Preservamos los valores y el legado de Arthur

Una historia de entrega

En Guinness® prestamos tanta atención a nuestra gente como a nuestra cerveza. Y es algo que llevamos haciendo desde el primer día, cuando empezamos ofreciendo sueldos un 20 % superiores a la media de Dublín.

Fuimos una de las primeras empresas de Irlanda en ofrecer pensiones, y no solo para la plantilla, sino también para sus viudas (quienes también tenían preferencia cuando quedaba algún puesto vacante, así como cenas gratis para sus hijos una vez a la semana como incentivo para que acudiesen al colegio). Y, en 1870, abrimos un dispensario médico para ofrecer asistencia sanitaria y medicamentos gratuitos para los enfermos.

“Fuimos una de las primeras empresas de Irlanda en ofrecer pensiones, no solo para los empleados sino también para sus viudas”
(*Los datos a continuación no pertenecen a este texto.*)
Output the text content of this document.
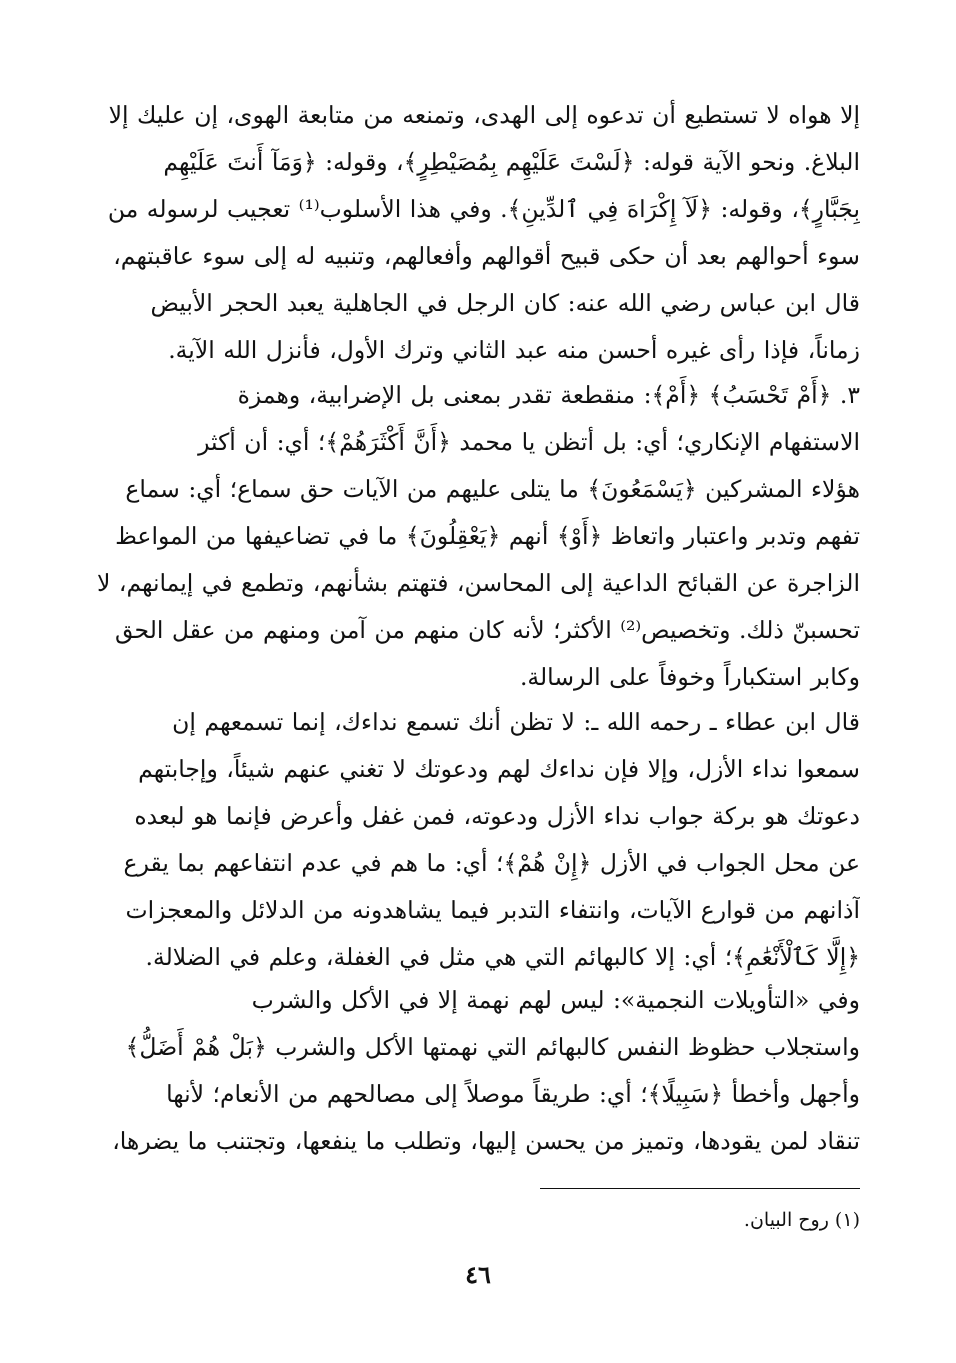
إلا هواه لا تستطيع أن تدعوه إلى الهدى، وتمنعه من متابعة الهوى، إن عليك إلا
البلاغ. ونحو الآية قوله: ﴿لَسْتَ عَلَيْهِم بِمُصَيْطِرٍ﴾، وقوله: ﴿وَمَآ أَنتَ عَلَيْهِم
بِجَبَّارٍ﴾، وقوله: ﴿لَآ إِكْرَاهَ فِي ٱلدِّينِ﴾. وفي هذا الأسلوب⁽¹⁾ تعجيب لرسوله من
سوء أحوالهم بعد أن حكى قبيح أقوالهم وأفعالهم، وتنبيه له إلى سوء عاقبتهم،
قال ابن عباس رضي الله عنه: كان الرجل في الجاهلية يعبد الحجر الأبيض
زماناً، فإذا رأى غيره أحسن منه عبد الثاني وترك الأول، فأنزل الله الآية.
٣. ﴿أَمْ تَحْسَبُ﴾ ﴿أَمْ﴾: منقطعة تقدر بمعنى بل الإضرابية، وهمزة
الاستفهام الإنكاري؛ أي: بل أتظن يا محمد ﴿أَنَّ أَكْثَرَهُمْ﴾؛ أي: أن أكثر
هؤلاء المشركين ﴿يَسْمَعُونَ﴾ ما يتلى عليهم من الآيات حق سماع؛ أي: سماع
تفهم وتدبر واعتبار واتعاظ ﴿أَوْ﴾ أنهم ﴿يَعْقِلُونَ﴾ ما في تضاعيفها من المواعظ
الزاجرة عن القبائح الداعية إلى المحاسن، فتهتم بشأنهم، وتطمع في إيمانهم، لا
تحسبنّ ذلك. وتخصيص⁽²⁾ الأكثر؛ لأنه كان منهم من آمن ومنهم من عقل الحق
وكابر استكباراً وخوفاً على الرسالة.
قال ابن عطاء ـ رحمه الله ـ: لا تظن أنك تسمع نداءك، إنما تسمعهم إن
سمعوا نداء الأزل، وإلا فإن نداءك لهم ودعوتك لا تغني عنهم شيئاً، وإجابتهم
دعوتك هو بركة جواب نداء الأزل ودعوته، فمن غفل وأعرض فإنما هو لبعده
عن محل الجواب في الأزل ﴿إِنْ هُمْ﴾؛ أي: ما هم في عدم انتفاعهم بما يقرع
آذانهم من قوارع الآيات، وانتفاء التدبر فيما يشاهدونه من الدلائل والمعجزات
﴿إِلَّا كَٱلْأَنْعَٰمِ﴾؛ أي: إلا كالبهائم التي هي مثل في الغفلة، وعلم في الضلالة.
وفي «التأويلات النجمية»: ليس لهم نهمة إلا في الأكل والشرب
واستجلاب حظوظ النفس كالبهائم التي نهمتها الأكل والشرب ﴿بَلْ هُمْ أَضَلُّ﴾
وأجهل وأخطأ ﴿سَبِيلًا﴾؛ أي: طريقاً موصلاً إلى مصالحهم من الأنعام؛ لأنها
تنقاد لمن يقودها، وتميز من يحسن إليها، وتطلب ما ينفعها، وتجتنب ما يضرها،
(١) روح البيان.
٤٦
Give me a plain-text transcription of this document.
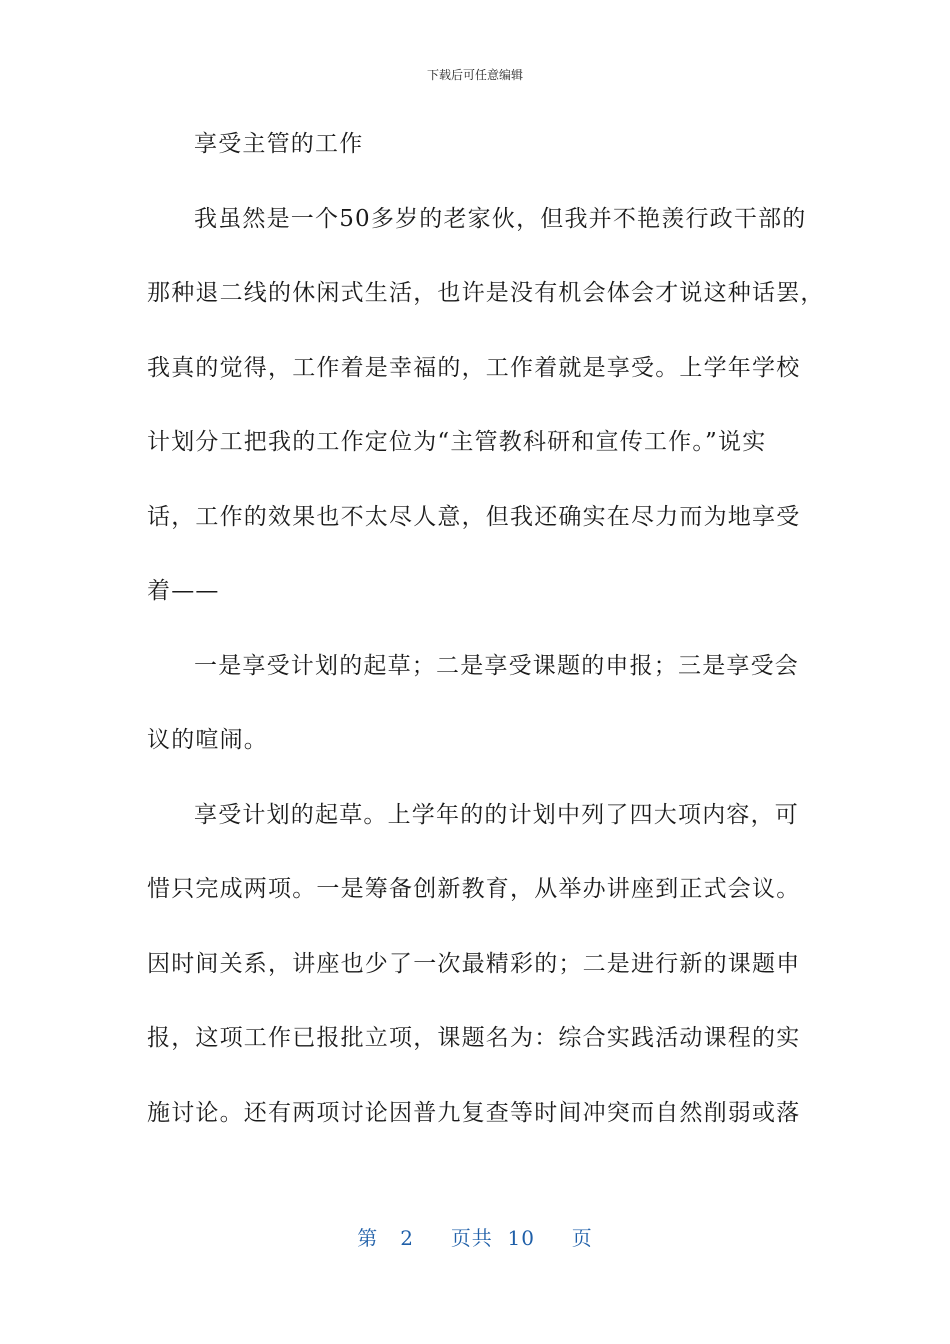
下载后可任意编辑
享受主管的工作
我虽然是一个50多岁的老家伙，但我并不艳羡行政干部的
那种退二线的休闲式生活，也许是没有机会体会才说这种话罢，
我真的觉得，工作着是幸福的，工作着就是享受。上学年学校
计划分工把我的工作定位为“主管教科研和宣传工作。”说实
话，工作的效果也不太尽人意，但我还确实在尽力而为地享受
着——
一是享受计划的起草；二是享受课题的申报；三是享受会
议的喧闹。
享受计划的起草。上学年的的计划中列了四大项内容，可
惜只完成两项。一是筹备创新教育，从举办讲座到正式会议。
因时间关系，讲座也少了一次最精彩的；二是进行新的课题申
报，这项工作已报批立项，课题名为：综合实践活动课程的实
施讨论。还有两项讨论因普九复查等时间冲突而自然削弱或落
第 2 页共 10 页
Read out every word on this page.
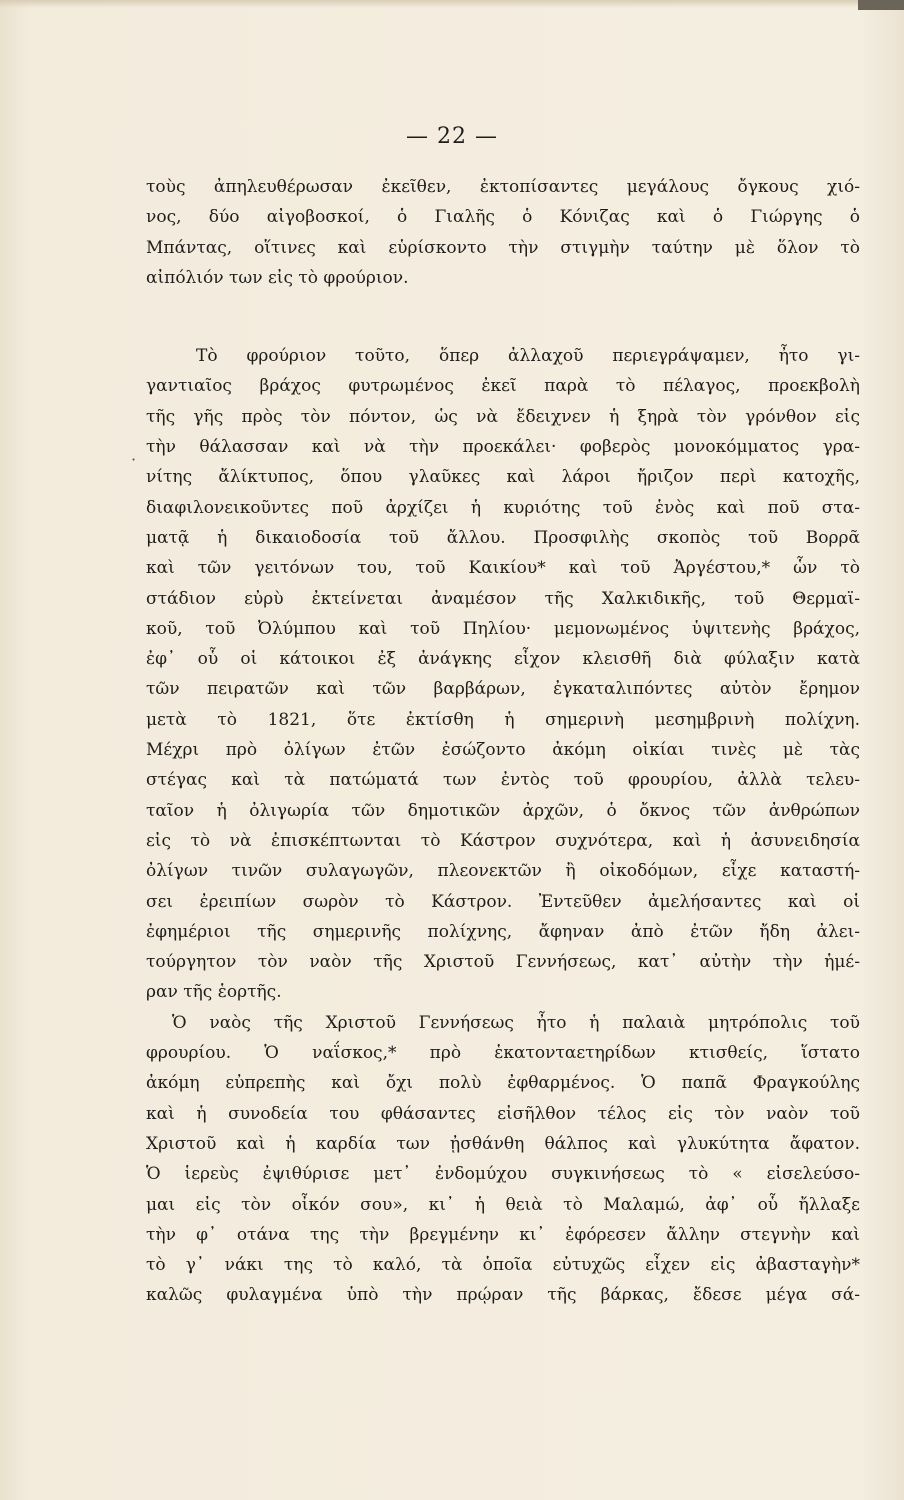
— 22 —
·
τοὺς ἀπηλευθέρωσαν ἐκεῖθεν, ἐκτοπίσαντες μεγάλους ὄγκους χιό-
νος, δύο αἰγοβοσκοί, ὁ Γιαλῆς ὁ Κόνιζας καὶ ὁ Γιώργης ὁ
Μπάντας, οἵτινες καὶ εὑρίσκοντο τὴν στιγμὴν ταύτην μὲ ὅλον τὸ
αἰπόλιόν των εἰς τὸ φρούριον.
Τὸ φρούριον τοῦτο, ὅπερ ἀλλαχοῦ περιεγράψαμεν, ἦτο γι-
γαντιαῖος βράχος φυτρωμένος ἐκεῖ παρὰ τὸ πέλαγος, προεκβολὴ
τῆς γῆς πρὸς τὸν πόντον, ὡς νὰ ἔδειχνεν ἡ ξηρὰ τὸν γρόνθον εἰς
τὴν θάλασσαν καὶ νὰ τὴν προεκάλει· φοβερὸς μονοκόμματος γρα-
νίτης ἄλίκτυπος, ὅπου γλαῦκες καὶ λάροι ἤριζον περὶ κατοχῆς,
διαφιλονεικοῦντες ποῦ ἀρχίζει ἡ κυριότης τοῦ ἑνὸς καὶ ποῦ στα-
ματᾷ ἡ δικαιοδοσία τοῦ ἄλλου. Προσφιλὴς σκοπὸς τοῦ Βορρᾶ
καὶ τῶν γειτόνων του, τοῦ Καικίου* καὶ τοῦ Ἀργέστου,* ὧν τὸ
στάδιον εὐρὺ ἐκτείνεται ἀναμέσον τῆς Χαλκιδικῆς, τοῦ Θερμαϊ-
κοῦ, τοῦ Ὀλύμπου καὶ τοῦ Πηλίου· μεμονωμένος ὑψιτενὴς βράχος,
ἐφ᾽ οὗ οἱ κάτοικοι ἐξ ἀνάγκης εἶχον κλεισθῆ διὰ φύλαξιν κατὰ
τῶν πειρατῶν καὶ τῶν βαρβάρων, ἐγκαταλιπόντες αὐτὸν ἔρημον
μετὰ τὸ 1821, ὅτε ἐκτίσθη ἡ σημερινὴ μεσημβρινὴ πολίχνη.
Μέχρι πρὸ ὀλίγων ἐτῶν ἐσώζοντο ἀκόμη οἰκίαι τινὲς μὲ τὰς
στέγας καὶ τὰ πατώματά των ἐντὸς τοῦ φρουρίου, ἀλλὰ τελευ-
ταῖον ἡ ὀλιγωρία τῶν δημοτικῶν ἀρχῶν, ὁ ὄκνος τῶν ἀνθρώπων
εἰς τὸ νὰ ἐπισκέπτωνται τὸ Κάστρον συχνότερα, καὶ ἡ ἀσυνειδησία
ὀλίγων τινῶν συλαγωγῶν, πλεονεκτῶν ἢ οἰκοδόμων, εἶχε καταστή-
σει ἐρειπίων σωρὸν τὸ Κάστρον. Ἐντεῦθεν ἀμελήσαντες καὶ οἱ
ἐφημέριοι τῆς σημερινῆς πολίχνης, ἄφηναν ἀπὸ ἐτῶν ἤδη ἀλει-
τούργητον τὸν ναὸν τῆς Χριστοῦ Γεννήσεως, κατ᾽ αὐτὴν τὴν ἡμέ-
ραν τῆς ἑορτῆς.
Ὁ ναὸς τῆς Χριστοῦ Γεννήσεως ἦτο ἡ παλαιὰ μητρόπολις τοῦ
φρουρίου. Ὁ ναΐσκος,* πρὸ ἑκατονταετηρίδων κτισθείς, ἵστατο
ἀκόμη εὐπρεπὴς καὶ ὄχι πολὺ ἐφθαρμένος. Ὁ παπᾶ Φραγκούλης
καὶ ἡ συνοδεία του φθάσαντες εἰσῆλθον τέλος εἰς τὸν ναὸν τοῦ
Χριστοῦ καὶ ἡ καρδία των ᾐσθάνθη θάλπος καὶ γλυκύτητα ἄφατον.
Ὁ ἱερεὺς ἐψιθύρισε μετ᾽ ἐνδομύχου συγκινήσεως τὸ « εἰσελεύσο-
μαι εἰς τὸν οἶκόν σου», κι᾽ ἡ θειὰ τὸ Μαλαμώ, ἀφ᾽ οὗ ἤλλαξε
τὴν φ᾽ οτάνα της τὴν βρεγμένην κι᾽ ἐφόρεσεν ἄλλην στεγνὴν καὶ
τὸ γ᾽ νάκι της τὸ καλό, τὰ ὁποῖα εὐτυχῶς εἶχεν εἰς ἀβασταγὴν*
καλῶς φυλαγμένα ὑπὸ τὴν πρῴραν τῆς βάρκας, ἔδεσε μέγα σά-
Y también nos ocupamos de la vivienda, otro factor al que siempre hemos dado la máxima prioridad. A partir de 1872, Edward Cecil Guinness empezó a construir viviendas para alquilarlas a sus empleados.

Luego, en 1890, se estableció el Iveagh Trust (originalmente llamado Guinness Trust) con el fin de proporcionar viviendas a los más desfavorecidos en Londres y Dublín. 

Y, a todo esto, hay que unir los extras que los empleados recibían durante la jornada laboral. Entre ellos se encontraban tres comidas al día en el comedor, dos pintas de cerveza al día o un vale que podían cambiar por productos en la tienda de la cooperativa y, para aquellos con esposas que habían sido madres recientemente, “snipes” gratis: botellitas de Guinness con un sedimento de levadura rico en vitamina B de gran poder nutritivo.

No es sorprendente que, como fabricantes de una de las cervezas más queridas del mundo, nuestra pasión siempre haya sido reunir a las personas.

Incluso a principios del siglo XX, los empleados de Guinness recibían beneficios sociales: billetes de tren gratis para viajes al campo, el club Guinness Athletic Union para actividades deportivas, un centro bicentenario con un teatro y una piscina. Y esta historia de filantropía no acaba aquí.

Guinness es una marca que lleva a las personas en el corazón y llevamos cuidando de esas personas más de 200 años. Buscamos constantemente nuevas formas de mantener vivos los valores de Arthur y su legado, que la familia Guinness preserva con gran orgullo.